In 2021 work was suspended in seven publicly owned coal mines in the Federation, resulting in a collective agreement under which monthly salaries of mine workers increased by 20 percent from 1,158 KM ($633) to 1,388 KM ($758), in an arrangement renewed during the year through December.

Occupational Safety and Health: The Federation and the RS set mandatory occupational safety and health (OSH) standards, especially for those industry sectors where working conditions were hazardous. These rights extended to all official (i.e., registered) workers, including migrant and temporary workers. Employees in certain industries, particularly metal and steel processing, coal mining, and construction, often worked in hazardous conditions. According to an official inspectorates’ report, the most frequent deficiencies identified in these sectors included the implementation of occupational safety and preventive measures, training of workers for a safe work environment, and regular testing of equipment and tools.

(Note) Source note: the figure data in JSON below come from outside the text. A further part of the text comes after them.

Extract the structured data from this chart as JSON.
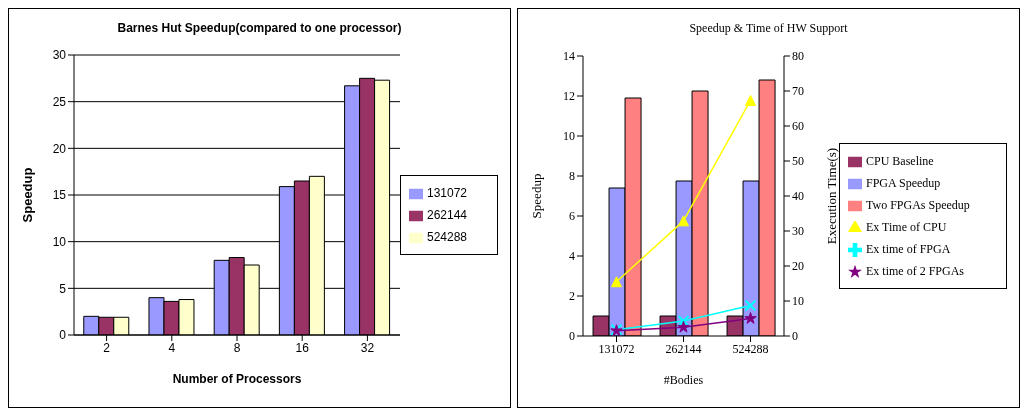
{
  "chart_data": [
    {
      "type": "bar",
      "title": "Barnes Hut Speedup(compared to one processor)",
      "xlabel": "Number of Processors",
      "ylabel": "Speedup",
      "categories": [
        "2",
        "4",
        "8",
        "16",
        "32"
      ],
      "series": [
        {
          "name": "131072",
          "color": "#9999ff",
          "values": [
            2.0,
            4.0,
            8.0,
            15.9,
            26.7
          ]
        },
        {
          "name": "262144",
          "color": "#993366",
          "values": [
            1.9,
            3.6,
            8.3,
            16.5,
            27.5
          ]
        },
        {
          "name": "524288",
          "color": "#ffffcc",
          "values": [
            1.9,
            3.8,
            7.5,
            17.0,
            27.3
          ]
        }
      ],
      "ylim": [
        0,
        30
      ],
      "yticks": [
        0,
        5,
        10,
        15,
        20,
        25,
        30
      ],
      "grid": "y",
      "legend": "right"
    },
    {
      "type": "bar",
      "title": "Speedup & Time of HW Support",
      "xlabel": "#Bodies",
      "ylabel": "Speedup",
      "y2label": "Execution Time(s)",
      "categories": [
        "131072",
        "262144",
        "524288"
      ],
      "series": [
        {
          "name": "CPU Baseline",
          "color": "#993366",
          "values": [
            1,
            1,
            1
          ]
        },
        {
          "name": "FPGA Speedup",
          "color": "#9999ff",
          "values": [
            7.4,
            7.75,
            7.75
          ]
        },
        {
          "name": "Two FPGAs Speedup",
          "color": "#ff8080",
          "values": [
            11.9,
            12.25,
            12.8
          ]
        },
        {
          "name": "Ex Time of CPU",
          "type": "line",
          "axis": "y2",
          "marker": "triangle",
          "color": "#ffff00",
          "values": [
            15.5,
            32.9,
            67.3
          ]
        },
        {
          "name": "Ex time of FPGA",
          "type": "line",
          "axis": "y2",
          "marker": "cross",
          "color": "#00ffff",
          "values": [
            1.8,
            4.3,
            8.7
          ]
        },
        {
          "name": "Ex time of 2 FPGAs",
          "type": "line",
          "axis": "y2",
          "marker": "star",
          "color": "#800080",
          "values": [
            1.5,
            2.5,
            5.0
          ]
        }
      ],
      "ylim": [
        0,
        14
      ],
      "yticks": [
        0,
        2,
        4,
        6,
        8,
        10,
        12,
        14
      ],
      "y2lim": [
        0,
        80
      ],
      "y2ticks": [
        0,
        10,
        20,
        30,
        40,
        50,
        60,
        70,
        80
      ],
      "grid": false,
      "legend": "right"
    }
  ]
}
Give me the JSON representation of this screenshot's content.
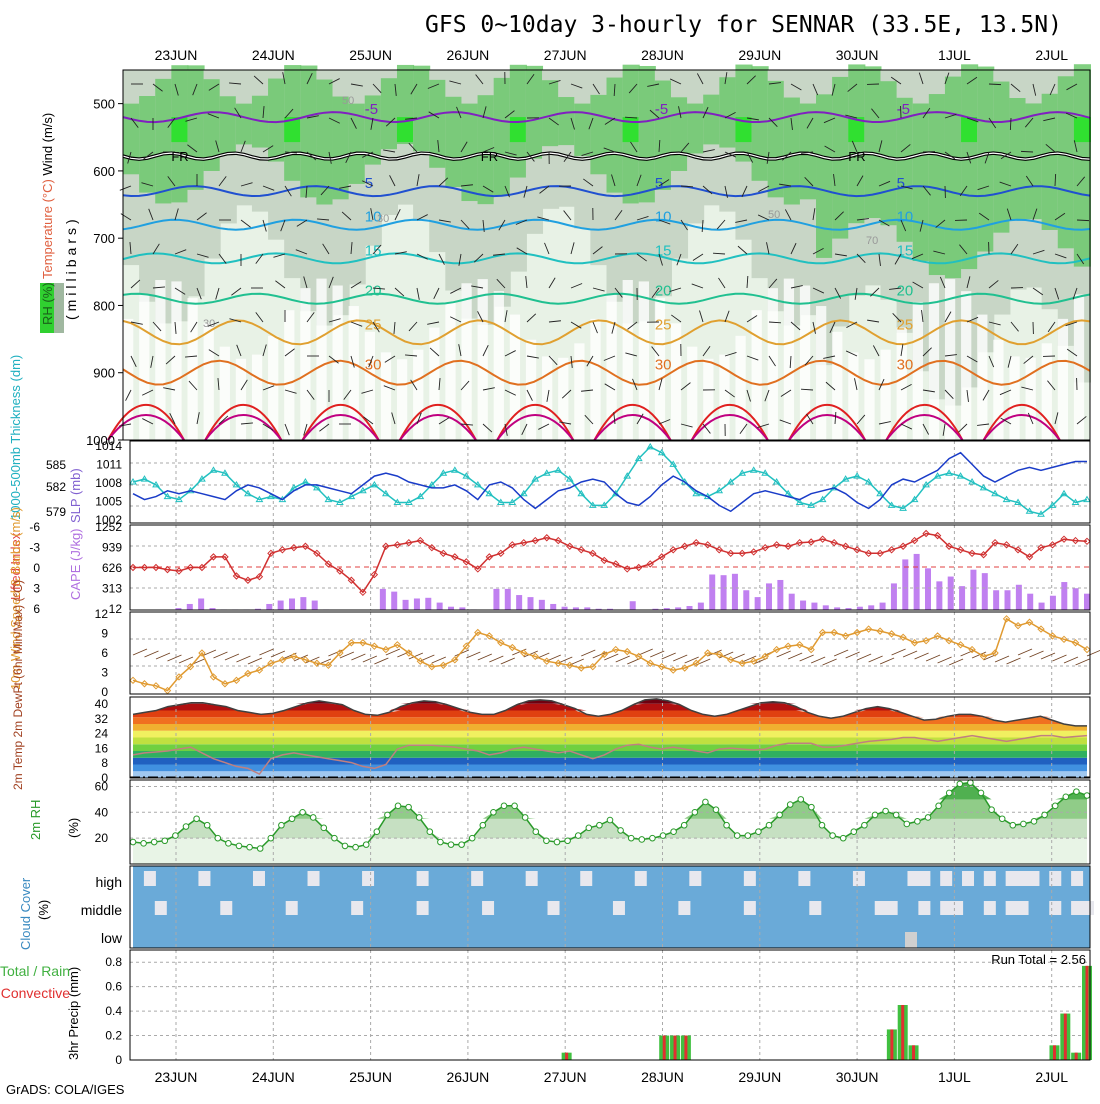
{
  "title": "GFS 0~10day 3-hourly for SENNAR (33.5E, 13.5N)",
  "footer": "GrADS: COLA/IGES",
  "dates": [
    "23JUN",
    "24JUN",
    "25JUN",
    "26JUN",
    "27JUN",
    "28JUN",
    "29JUN",
    "30JUN",
    "1JUL",
    "2JUL"
  ],
  "chart_data": [
    {
      "type": "heatmap",
      "panel": "upper-air",
      "ylabel_parts": [
        "RH (%)",
        "Temperature (°C)",
        "Wind (m/s)"
      ],
      "ylabel_unit": "(millibars)",
      "yticks": [
        500,
        600,
        700,
        800,
        900,
        1000
      ],
      "ylim": [
        1000,
        450
      ],
      "freezing_label": "FR",
      "temperature_contours": [
        {
          "label": "-5",
          "level_mb": 520
        },
        {
          "label": "5",
          "level_mb": 630
        },
        {
          "label": "10",
          "level_mb": 680
        },
        {
          "label": "15",
          "level_mb": 730
        },
        {
          "label": "20",
          "level_mb": 790
        },
        {
          "label": "25",
          "level_mb": 840
        },
        {
          "label": "30",
          "level_mb": 900
        }
      ],
      "rh_labels": [
        "30",
        "50",
        "70"
      ]
    },
    {
      "type": "line",
      "panel": "thickness-slp",
      "ylabel_left": "1000-500mb Thickness (dm)",
      "ylabel_right": "SLP (mb)",
      "left_ticks": [
        "585",
        "582",
        "579"
      ],
      "right_ticks": [
        "1014",
        "1011",
        "1008",
        "1005",
        "1002"
      ],
      "series": [
        {
          "name": "Thickness",
          "color": "#22c0c0",
          "values": [
            1008,
            1008.5,
            1007.5,
            1005.5,
            1005,
            1006.5,
            1008.5,
            1010,
            1009.5,
            1007.5,
            1006,
            1005,
            1005.5,
            1005,
            1007,
            1008,
            1007,
            1005,
            1004.5,
            1005.5,
            1006.5,
            1007.5,
            1006,
            1004.5,
            1004.5,
            1005.5,
            1007.5,
            1009.5,
            1010,
            1009,
            1007.5,
            1006,
            1004.5,
            1004.5,
            1006,
            1008.5,
            1009.5,
            1010,
            1008.5,
            1006,
            1004,
            1004,
            1006,
            1009,
            1012,
            1014,
            1013,
            1011,
            1008,
            1006,
            1005.5,
            1006.5,
            1008,
            1009.5,
            1010,
            1009.5,
            1008,
            1006,
            1004.5,
            1004,
            1005,
            1007,
            1008.5,
            1009,
            1008,
            1006,
            1004,
            1003.5,
            1005,
            1007.5,
            1009,
            1009.5,
            1009,
            1008,
            1007,
            1006,
            1005,
            1004.5,
            1003,
            1002.5,
            1004,
            1006,
            1004.5,
            1005
          ]
        },
        {
          "name": "SLP",
          "color": "#1a3cc8",
          "values": [
            1006,
            1005,
            1005.5,
            1006.5,
            1006,
            1006.5,
            1006,
            1005.5,
            1005,
            1006.5,
            1007.5,
            1007,
            1006,
            1005,
            1006.5,
            1007.5,
            1007.5,
            1007,
            1006.5,
            1006,
            1007.5,
            1009,
            1009.5,
            1009,
            1008,
            1007.5,
            1007,
            1007,
            1007.5,
            1006.5,
            1005,
            1007.5,
            1008,
            1007,
            1005,
            1003.5,
            1005,
            1006.5,
            1007,
            1008,
            1008.5,
            1008,
            1006,
            1004.5,
            1004,
            1005.5,
            1007.5,
            1009,
            1008,
            1006.5,
            1005.5,
            1004,
            1003,
            1004.5,
            1006,
            1006.5,
            1006,
            1005.5,
            1005,
            1006,
            1006.5,
            1007,
            1006,
            1004.5,
            1003.5,
            1005,
            1007.5,
            1008.5,
            1008,
            1009,
            1010,
            1012,
            1013,
            1011,
            1009,
            1008,
            1009,
            1010,
            1010.5,
            1010,
            1010.5,
            1011,
            1011.5,
            1011.5
          ]
        }
      ]
    },
    {
      "type": "bar",
      "panel": "lifted-index-cape",
      "ylabel_left": "Lifted Index",
      "ylabel_right": "CAPE (J/kg)",
      "left_ticks": [
        "-6",
        "-3",
        "0",
        "3",
        "6"
      ],
      "right_ticks": [
        "1252",
        "939",
        "626",
        "313",
        "12"
      ],
      "series": [
        {
          "name": "Lifted Index",
          "color": "#d03030",
          "values": [
            0,
            0,
            0,
            0.3,
            0.5,
            0,
            0,
            -1.5,
            -1.5,
            1.2,
            1.8,
            1.3,
            -2,
            -2.5,
            -2.8,
            -3,
            -2,
            -0.5,
            0.5,
            1.8,
            3.5,
            1,
            -3,
            -3.2,
            -3.5,
            -3.8,
            -2.8,
            -2,
            -1.5,
            -0.8,
            0.2,
            -1.5,
            -2,
            -3.2,
            -3.5,
            -3.8,
            -4.2,
            -3.8,
            -3,
            -2.5,
            -2,
            -1,
            -0.5,
            0.2,
            0,
            -0.5,
            -1.5,
            -2.5,
            -3,
            -3.5,
            -3.2,
            -2.5,
            -2,
            -2,
            -2.2,
            -2.8,
            -3.2,
            -3,
            -3.5,
            -3.6,
            -4,
            -3.5,
            -3,
            -2.5,
            -2,
            -2,
            -2.5,
            -3,
            -3.8,
            -4.8,
            -4.5,
            -3,
            -2.5,
            -2,
            -1.8,
            -3.5,
            -3.2,
            -2.5,
            -1.5,
            -2.8,
            -3.2,
            -4,
            -3.8,
            -3.7
          ]
        },
        {
          "name": "CAPE",
          "color": "#c080f0",
          "values": [
            12,
            12,
            12,
            12,
            40,
            100,
            180,
            40,
            20,
            20,
            20,
            30,
            100,
            150,
            180,
            200,
            150,
            20,
            12,
            12,
            12,
            12,
            320,
            280,
            160,
            180,
            190,
            120,
            60,
            50,
            20,
            12,
            320,
            320,
            230,
            200,
            160,
            100,
            60,
            50,
            50,
            30,
            30,
            12,
            140,
            12,
            30,
            40,
            50,
            70,
            120,
            530,
            520,
            540,
            300,
            200,
            400,
            450,
            250,
            150,
            120,
            80,
            50,
            40,
            60,
            80,
            120,
            400,
            750,
            830,
            620,
            430,
            500,
            360,
            600,
            550,
            300,
            300,
            380,
            250,
            120,
            220,
            420,
            330,
            250
          ]
        }
      ]
    },
    {
      "type": "line",
      "panel": "10m-wind",
      "ylabel": "10m Wind Speed & Barbs (m/s)",
      "yticks": [
        "12",
        "9",
        "6",
        "3",
        "0"
      ],
      "ylim": [
        0,
        12
      ],
      "series": [
        {
          "name": "Speed",
          "color": "#e09a30",
          "values": [
            2,
            1.5,
            1.2,
            0.5,
            2.5,
            4,
            6,
            2.5,
            1.5,
            2,
            3,
            3.5,
            4.5,
            5,
            5.5,
            5,
            4.5,
            4.2,
            6,
            7.5,
            7.5,
            7,
            6.5,
            7.2,
            6,
            4.8,
            4,
            4.2,
            5,
            7,
            9,
            8.5,
            7.5,
            6.8,
            6,
            5.5,
            4.8,
            4.5,
            4.2,
            3.8,
            4,
            5.8,
            6.5,
            6.2,
            5.5,
            4.5,
            4,
            3.5,
            3.8,
            4.5,
            6,
            5.8,
            5,
            4.5,
            4.8,
            5.5,
            6.5,
            7,
            7.2,
            6.5,
            9,
            9,
            8.5,
            9,
            9.5,
            9.2,
            8.8,
            8.3,
            7.5,
            7.8,
            8.5,
            7.8,
            7.2,
            6.5,
            5.5,
            6,
            11,
            10,
            10.5,
            9.5,
            8.5,
            8,
            7.5,
            6.5
          ]
        }
      ]
    },
    {
      "type": "area",
      "panel": "2m-temp",
      "ylabel": "2m Temp 2m DewPt (6hr Min/Max) (°C)",
      "yticks": [
        "40",
        "32",
        "24",
        "16",
        "8",
        "0"
      ],
      "ylim": [
        0,
        42
      ],
      "series": [
        {
          "name": "2m Temp",
          "color": "#606060",
          "values": [
            33,
            34,
            35,
            37,
            38,
            39,
            39,
            38,
            37,
            35,
            34,
            33,
            33.5,
            35,
            37,
            39,
            40,
            39,
            38,
            35,
            33,
            32.5,
            34,
            37,
            39,
            40,
            39.5,
            38,
            36,
            34,
            33,
            33,
            35,
            38,
            40,
            40.5,
            40,
            38,
            36,
            33,
            32,
            33,
            35,
            38,
            40.5,
            41,
            40,
            38,
            35,
            33,
            32,
            33,
            35,
            37,
            39,
            39.5,
            39,
            37,
            34,
            32,
            31,
            32,
            34,
            36,
            37,
            36,
            34,
            32,
            30,
            30.5,
            32,
            33,
            33,
            32,
            30,
            29,
            30,
            31,
            32,
            30,
            28,
            27,
            27
          ]
        },
        {
          "name": "2m DewPt",
          "color": "#c08080",
          "values": [
            12,
            13,
            13.5,
            14,
            15,
            16,
            13,
            10,
            8,
            6,
            5,
            2,
            10,
            12,
            13,
            12,
            11,
            10,
            9,
            8,
            6,
            5,
            7,
            15,
            17,
            17,
            17,
            16.5,
            16,
            15,
            14,
            12,
            13,
            15,
            16,
            15,
            14,
            13,
            14,
            12,
            10,
            12,
            15,
            17,
            17.5,
            16,
            15,
            16,
            15,
            14,
            13,
            15,
            15.5,
            15,
            14.5,
            15,
            17,
            18,
            18,
            18,
            16,
            16,
            17,
            18,
            19,
            19.5,
            20,
            21,
            21,
            20,
            19,
            20,
            21,
            22,
            21,
            20,
            19,
            20,
            21,
            22,
            22,
            21,
            21.5,
            22
          ]
        }
      ]
    },
    {
      "type": "line",
      "panel": "2m-rh",
      "ylabel": "2m RH (%)",
      "yticks": [
        "60",
        "40",
        "20"
      ],
      "ylim": [
        0,
        65
      ],
      "series": [
        {
          "name": "2m RH",
          "color": "#2a9a2a",
          "values": [
            17,
            16,
            17,
            18,
            22,
            29,
            35,
            30,
            20,
            16,
            14,
            13,
            12,
            20,
            30,
            35,
            40,
            36,
            28,
            20,
            14,
            13,
            15,
            25,
            38,
            45,
            44,
            36,
            25,
            17,
            15,
            15,
            20,
            30,
            40,
            45,
            45,
            36,
            25,
            18,
            17,
            18,
            22,
            28,
            30,
            34,
            26,
            20,
            19,
            20,
            22,
            25,
            30,
            40,
            48,
            42,
            30,
            22,
            22,
            25,
            30,
            38,
            46,
            50,
            44,
            30,
            22,
            20,
            25,
            30,
            38,
            41,
            38,
            31,
            33,
            36,
            45,
            55,
            62,
            63,
            55,
            42,
            35,
            30,
            31,
            33,
            38,
            45,
            52,
            56,
            53
          ]
        }
      ]
    },
    {
      "type": "heatmap",
      "panel": "cloud-cover",
      "ylabel": "Cloud Cover (%)",
      "row_labels": [
        "high",
        "middle",
        "low"
      ]
    },
    {
      "type": "bar",
      "panel": "precip",
      "ylabel_left": "Total / Rain Convective",
      "ylabel": "3hr Precip (mm)",
      "yticks": [
        "0.8",
        "0.6",
        "0.4",
        "0.2",
        "0"
      ],
      "ylim": [
        0,
        0.9
      ],
      "run_total": "Run Total = 2.56",
      "values": [
        0,
        0,
        0,
        0,
        0,
        0,
        0,
        0,
        0,
        0,
        0,
        0,
        0,
        0,
        0,
        0,
        0,
        0,
        0,
        0,
        0,
        0,
        0,
        0,
        0,
        0,
        0,
        0,
        0,
        0,
        0,
        0,
        0,
        0,
        0,
        0,
        0,
        0,
        0,
        0,
        0.06,
        0,
        0,
        0,
        0,
        0,
        0,
        0,
        0,
        0.2,
        0.2,
        0.2,
        0,
        0,
        0,
        0,
        0,
        0,
        0,
        0,
        0,
        0,
        0,
        0,
        0,
        0,
        0,
        0,
        0,
        0,
        0.25,
        0.45,
        0.12,
        0,
        0,
        0,
        0,
        0,
        0,
        0,
        0,
        0,
        0,
        0,
        0,
        0.12,
        0.38,
        0.06,
        0.77
      ]
    }
  ]
}
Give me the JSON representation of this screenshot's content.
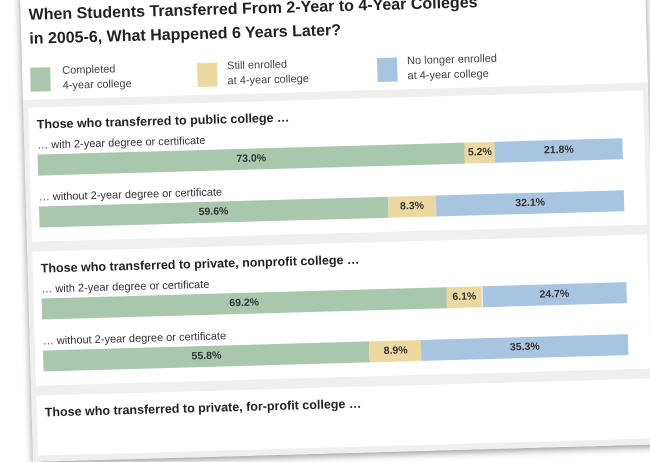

Governments in both entities were obliged, through relevant inspectorates, to respond to workers’ OSH complaints, but this did not always happen. Entity governments made only limited and inadequate efforts to improve occupational safety and health at government-owned coal mines. There were no official social protections for workers in the informal economy unless they were registered at unemployment bureaus and were receiving related benefits (such as health-care coverage).

Workers could not remove themselves from situations that endangered their health or safety without jeopardizing their employment. Authorities provided no protection to employees in this situation. The inspectorates as of September in both entities identified 316 violations of occupational safety, including several industrial accidents that led to death or serious injury. For example, a construction worker was killed in an accident in Sarajevo, and an age 19 construction worker fell from 30 feet and suffered serious injuries in Banja Luka.

Wage, Hour, and OSH Enforcement: Inspectorates in the entities, the Brcko District, and cantons were responsible for the enforcement of labor laws in the formal economy, while there were separate inspectorates for government employees and registered associations. Tax authorities were responsible for enforcing wage, hour, and OSH laws. Authorities were incentivized to conduct unannounced inspections in both privately and government-owned companies to find unregistered workers and issue fines to bolster government-owned pension and health funds. Authorities did not effectively enforce minimum wage, overtime, or OSH laws. Penalties for violations were commensurate with those of similar crimes and were only sometimes applied against violators. The number of inspectors was insufficient to enforce compliance, according to the inspectorates.
According to informal estimates, approximately 40 percent of the work force was unregistered and working in the informal economy, although that percentage could be lower due to outflow of the workforce to the EU. Workers in the informal sector were not covered under wage, hour, and occupational safety and health laws.